Cernan was with his relatives when he died yesterday at a Houston hospital following ongoing heath issues, family spokeswoman Melissa Wren told The Associated Press. His family said his devotion to lunar exploration never waned.
"Even at the age of 82, Gene was passionate about sharing his desire to see the continued human exploration of space and encouraged our nation's leaders and young people to not let him remain the last man to walk on the Moon," his family said in a statement released by NASA.
On December 14, 1972, he became the last of only a dozen men to walk on the moon and he traced his only child's initials in the dust before climbing the ladder of the lunar module the last time. It was a moment that forever defined him in both the public eye and his own.
"Those steps up that ladder, they were tough to make," Cernan recalled in a 2007 oral history. "I didn't want to go up. I wanted to stay a while."
Decades later, Cernan tried to ensure he wasn't the last person to walk on the moon, testifying before Congress to push for a return. But as the years went by he realised he wouldn't live to witness someone follow in his footsteps still visible on the moon more than 40 years later.

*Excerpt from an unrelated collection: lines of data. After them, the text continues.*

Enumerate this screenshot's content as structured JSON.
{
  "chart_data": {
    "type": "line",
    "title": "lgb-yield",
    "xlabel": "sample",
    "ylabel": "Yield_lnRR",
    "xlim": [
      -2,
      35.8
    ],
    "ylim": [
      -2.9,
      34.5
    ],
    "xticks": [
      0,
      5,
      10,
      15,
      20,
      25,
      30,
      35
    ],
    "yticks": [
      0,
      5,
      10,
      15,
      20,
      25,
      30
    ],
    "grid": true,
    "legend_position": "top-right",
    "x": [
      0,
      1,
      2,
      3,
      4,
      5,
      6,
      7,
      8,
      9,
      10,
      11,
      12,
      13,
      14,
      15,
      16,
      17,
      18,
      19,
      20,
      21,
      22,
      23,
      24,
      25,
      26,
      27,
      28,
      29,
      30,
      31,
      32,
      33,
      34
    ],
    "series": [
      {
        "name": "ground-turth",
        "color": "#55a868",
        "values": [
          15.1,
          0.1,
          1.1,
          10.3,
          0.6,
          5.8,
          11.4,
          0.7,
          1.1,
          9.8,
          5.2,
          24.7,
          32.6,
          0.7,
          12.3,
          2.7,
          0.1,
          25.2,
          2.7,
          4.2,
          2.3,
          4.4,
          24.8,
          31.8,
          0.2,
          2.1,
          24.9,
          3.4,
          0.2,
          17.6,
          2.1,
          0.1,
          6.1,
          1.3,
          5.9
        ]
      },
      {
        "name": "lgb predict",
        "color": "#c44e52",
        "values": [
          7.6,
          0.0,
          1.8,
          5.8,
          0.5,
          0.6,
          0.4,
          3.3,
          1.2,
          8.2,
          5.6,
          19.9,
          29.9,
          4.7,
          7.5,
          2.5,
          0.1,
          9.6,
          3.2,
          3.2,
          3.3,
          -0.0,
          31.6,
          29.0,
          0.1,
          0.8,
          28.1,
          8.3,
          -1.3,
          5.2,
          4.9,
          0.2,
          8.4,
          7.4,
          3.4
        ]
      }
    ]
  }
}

"Neil (Armstrong, who died in 2012) and I aren't going to see those next young Americans who walk on the moon. And God help us if they're not Americans," Cernan testified before Congress in 2011. "When I leave this planet, I want to know where we are headed as a nation. That's my big goal."
On December 11, 1972, Cernan guided the lander, named Challenger, into a lunar valley called Taurus-Littrow, with Harrison "Jack" Schmitt at his side. He recalled the silence after the lunar lander's engine shut down.
"That's where you experience the most quiet moment a human being can experience in his lifetime," Cernan said in 2007.